Der Umsatz bei Hotels und Restaurants ist im August gegenüber Juli um 5,5 Prozent gestiegen. Aber im Vergleich zu August 2019 liegt er immer noch mit 22,2 Prozent im Minus. Die Grafik, die bis zum Jahr 2013 zurückreicht, zeigt es: Eine V-förmige Erholung ist noch nicht abgeschlossen. Der Indexwert der Umsätze von Hotels und Restaurants lag vor dem Start der Coronakrise im Februar bei 105,5 Indexpunkten, und im August waren es 80,9 Punkte. Da ist noch einiges an Lücke vorhanden. Innerhalb der Gastronomie lag der reale Umsatz der Caterer im August 2020 sogar um 32,9 Prozent unter dem Wert des Vorjahresmonats.

Gut, diese heute vom Statistischen Bundesamt veröffentlichten Daten sind aus August.
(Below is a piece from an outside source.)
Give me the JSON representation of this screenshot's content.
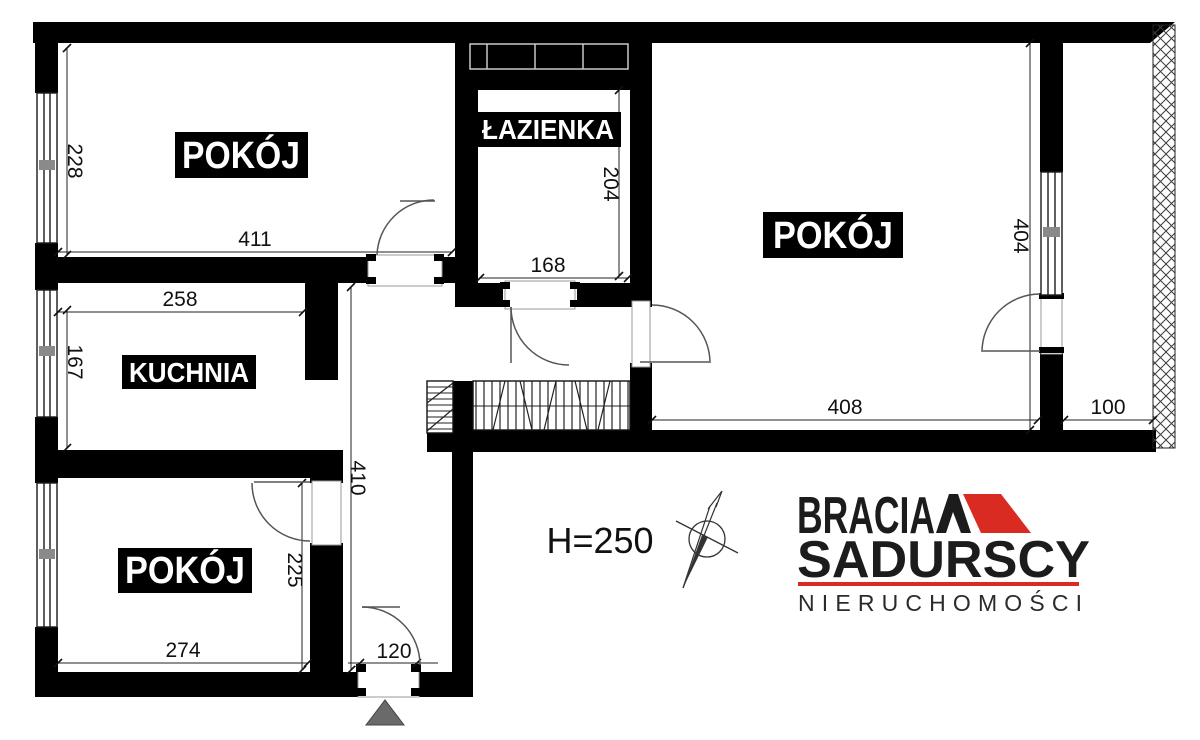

Inzwischen haben wir Oktober, und die V-förmige Erholung könnte bis jetzt schon fast geschafft sein. Könnte, nicht muss. Aber selbst wenn…. ein halbes Jahr lang gigantische Verdienstausfälle machen einer Branche zu schaffen, die darauf angewiesen ist konstant Umsatz zu machen. Viele Betreiber und Hotels und Restaurants überleben vielleicht aktuell, aber nur dank staatlicher Kredite. Man hat also nach der Krise deutlich mehr Schulden als vorher, dazu kommen oft noch vermutlich Mietschulden, weil der Vermieter monatelang die Restaurantmiete stundete, die nun nachgezahlt werden muss. Hat man die Krise auf den ersten Blick überlebt, und hat wieder „normale“ Umsätze, so türmen sich die Schulden auf. Zeitlich verzögert könnten also viele Insolvenzen folgen, auch wenn sich die Umsätze der Branche wieder normalisieren.